Sunday, February 22, 2009

Wrap Artist

I think wraps are the best sandwiches you can make. They’re easy to hold, fun to eat, and don’t spill their contents easily.

You can make them with cold ingredients, like the Curried Chickenless Salad Sandwiches I recently made, or they can be hot like these Enchiladas pictured here (before the extra sauce was poured on top).

OK, technically Enchiladas aren’t wraps because you eat them with a fork, but as hot burritos the concept is similar. Like all wraps, Enchiladas are especially great for improvisation because they are so capable of handling whatever you have on hand.

Dona Z. Meilach's Wraps and Roll-Ups (non-vegan) names four components needed to make the perfect wrap: filling, binder, flavoring, and crunch.

One ingredient can cover more than one component and one component can be covered by more than one ingredient. Here’s how it breaks down.

Filling - This is the main component. In my Enchiladas, this was covered by spinach. I used a 10.5 ounce frozen chopped spinach, squeezed of all water, as the main ingredient for this one. In Veganland, this is generally covered by the main vegetable, but can also be beans or tofu.

Binder - This holds everything together. I usually use grains or beans, but even soft potato or pumpkin could work. In my Enchiladas, I used brown rice. I didn’t measure how much. It was whatever was left over.

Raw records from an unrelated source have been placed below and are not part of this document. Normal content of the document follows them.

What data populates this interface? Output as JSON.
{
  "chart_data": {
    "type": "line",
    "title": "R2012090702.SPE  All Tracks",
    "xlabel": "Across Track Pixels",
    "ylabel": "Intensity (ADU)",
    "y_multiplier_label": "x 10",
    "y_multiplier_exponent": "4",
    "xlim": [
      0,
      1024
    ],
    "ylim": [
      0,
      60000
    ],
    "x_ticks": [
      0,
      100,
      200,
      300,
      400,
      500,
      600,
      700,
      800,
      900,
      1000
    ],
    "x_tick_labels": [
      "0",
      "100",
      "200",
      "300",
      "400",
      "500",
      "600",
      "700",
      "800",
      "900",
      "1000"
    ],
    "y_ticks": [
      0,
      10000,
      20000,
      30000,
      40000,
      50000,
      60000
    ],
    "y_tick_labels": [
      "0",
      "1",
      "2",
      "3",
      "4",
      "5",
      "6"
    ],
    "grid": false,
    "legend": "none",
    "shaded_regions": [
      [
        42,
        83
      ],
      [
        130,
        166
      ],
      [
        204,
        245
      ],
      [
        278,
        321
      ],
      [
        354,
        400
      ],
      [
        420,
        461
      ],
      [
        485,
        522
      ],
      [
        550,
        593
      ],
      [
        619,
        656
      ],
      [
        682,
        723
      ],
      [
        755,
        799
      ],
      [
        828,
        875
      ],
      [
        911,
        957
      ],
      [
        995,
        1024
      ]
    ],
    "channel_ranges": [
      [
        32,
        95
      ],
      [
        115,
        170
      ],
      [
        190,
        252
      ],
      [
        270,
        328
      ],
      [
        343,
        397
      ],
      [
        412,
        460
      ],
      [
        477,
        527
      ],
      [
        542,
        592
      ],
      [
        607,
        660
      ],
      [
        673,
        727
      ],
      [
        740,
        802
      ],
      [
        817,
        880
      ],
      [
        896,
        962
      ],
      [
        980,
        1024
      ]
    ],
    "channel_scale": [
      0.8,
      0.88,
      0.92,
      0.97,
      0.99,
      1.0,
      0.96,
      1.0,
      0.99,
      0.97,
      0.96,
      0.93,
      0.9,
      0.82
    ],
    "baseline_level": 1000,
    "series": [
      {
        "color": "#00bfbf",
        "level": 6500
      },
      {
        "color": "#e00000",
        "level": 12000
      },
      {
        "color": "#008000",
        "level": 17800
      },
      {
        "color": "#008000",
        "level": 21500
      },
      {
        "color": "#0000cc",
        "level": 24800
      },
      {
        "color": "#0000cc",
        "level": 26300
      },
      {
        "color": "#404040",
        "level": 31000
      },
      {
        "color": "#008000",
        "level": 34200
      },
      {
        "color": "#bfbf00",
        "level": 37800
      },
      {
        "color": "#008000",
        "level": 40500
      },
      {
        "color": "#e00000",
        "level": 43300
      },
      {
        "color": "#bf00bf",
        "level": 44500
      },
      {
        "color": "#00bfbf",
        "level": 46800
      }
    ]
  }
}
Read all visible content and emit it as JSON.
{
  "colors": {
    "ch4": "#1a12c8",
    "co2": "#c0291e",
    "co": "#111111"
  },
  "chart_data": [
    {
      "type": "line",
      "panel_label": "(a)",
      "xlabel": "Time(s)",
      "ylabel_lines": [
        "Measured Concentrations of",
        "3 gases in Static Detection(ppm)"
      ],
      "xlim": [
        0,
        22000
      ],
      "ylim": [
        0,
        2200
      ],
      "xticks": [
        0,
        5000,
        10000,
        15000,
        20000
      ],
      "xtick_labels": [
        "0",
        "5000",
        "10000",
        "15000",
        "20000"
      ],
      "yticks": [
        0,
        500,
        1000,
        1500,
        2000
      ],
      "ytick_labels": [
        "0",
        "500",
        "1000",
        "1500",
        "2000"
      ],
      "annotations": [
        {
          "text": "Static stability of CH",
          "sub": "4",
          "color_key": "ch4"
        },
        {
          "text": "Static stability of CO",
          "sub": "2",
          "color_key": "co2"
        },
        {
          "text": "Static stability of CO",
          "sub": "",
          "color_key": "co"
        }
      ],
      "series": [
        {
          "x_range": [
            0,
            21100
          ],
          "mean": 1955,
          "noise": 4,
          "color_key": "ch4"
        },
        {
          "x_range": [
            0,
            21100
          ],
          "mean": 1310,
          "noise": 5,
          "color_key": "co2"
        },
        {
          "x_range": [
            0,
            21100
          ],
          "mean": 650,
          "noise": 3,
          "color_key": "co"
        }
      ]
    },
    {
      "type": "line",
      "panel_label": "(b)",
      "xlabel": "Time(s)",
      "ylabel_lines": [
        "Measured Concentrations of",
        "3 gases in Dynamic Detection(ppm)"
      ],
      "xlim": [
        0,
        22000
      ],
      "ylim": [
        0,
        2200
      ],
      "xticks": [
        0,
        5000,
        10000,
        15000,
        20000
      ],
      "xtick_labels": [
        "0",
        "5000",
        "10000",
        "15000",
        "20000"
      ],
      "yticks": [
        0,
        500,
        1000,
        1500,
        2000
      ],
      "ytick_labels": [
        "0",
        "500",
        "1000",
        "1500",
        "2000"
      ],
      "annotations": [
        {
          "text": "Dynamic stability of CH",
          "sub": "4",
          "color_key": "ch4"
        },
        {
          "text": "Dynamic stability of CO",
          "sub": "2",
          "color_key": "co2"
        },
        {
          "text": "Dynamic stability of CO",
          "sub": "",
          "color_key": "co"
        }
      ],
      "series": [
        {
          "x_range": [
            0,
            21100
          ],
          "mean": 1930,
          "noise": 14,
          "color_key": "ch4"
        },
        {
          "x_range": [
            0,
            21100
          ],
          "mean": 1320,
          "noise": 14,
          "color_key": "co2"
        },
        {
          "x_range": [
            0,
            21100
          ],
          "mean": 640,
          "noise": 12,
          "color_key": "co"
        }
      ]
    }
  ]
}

Flavoring - This is usually covered by a sauce. It can be enchilada sauce, soy sauce, chili sauce, chutney, guacamole, peanut sauce, BBQ sauce, you name it. In my Enchiladas, I used leftover cheesy sauce. Again, I didn’t measure how much. I just added to taste.

Crunch - This is most overlooked component of wraps. Crunch adds texture, which prevents your wrap from being another mushy bean burrito. In my Enchiladas, I added some chopped celery. Nuts (I like slivered almonds for Asian wraps) and fresh vegetables (especially chopped, sliced, or matchstick carrots) are my favorite addition for crunch. Others include broccoli, cabbage, sunflower seeds or even thick potato chips if they don’t get dampened by the sauce.

As I mentioned, some ingredients can be used for several components. Tofu can be a binder and a filling. Raw carrots can be a filling and a crunch. Cooked carrots can be a filling and a binder. Thick sauces can be a binder and a flavoring. Peanut butter can be a binder, a filling, and a flavoring, though not all three at once. Add jelly as the flavoring and you’ve got it made.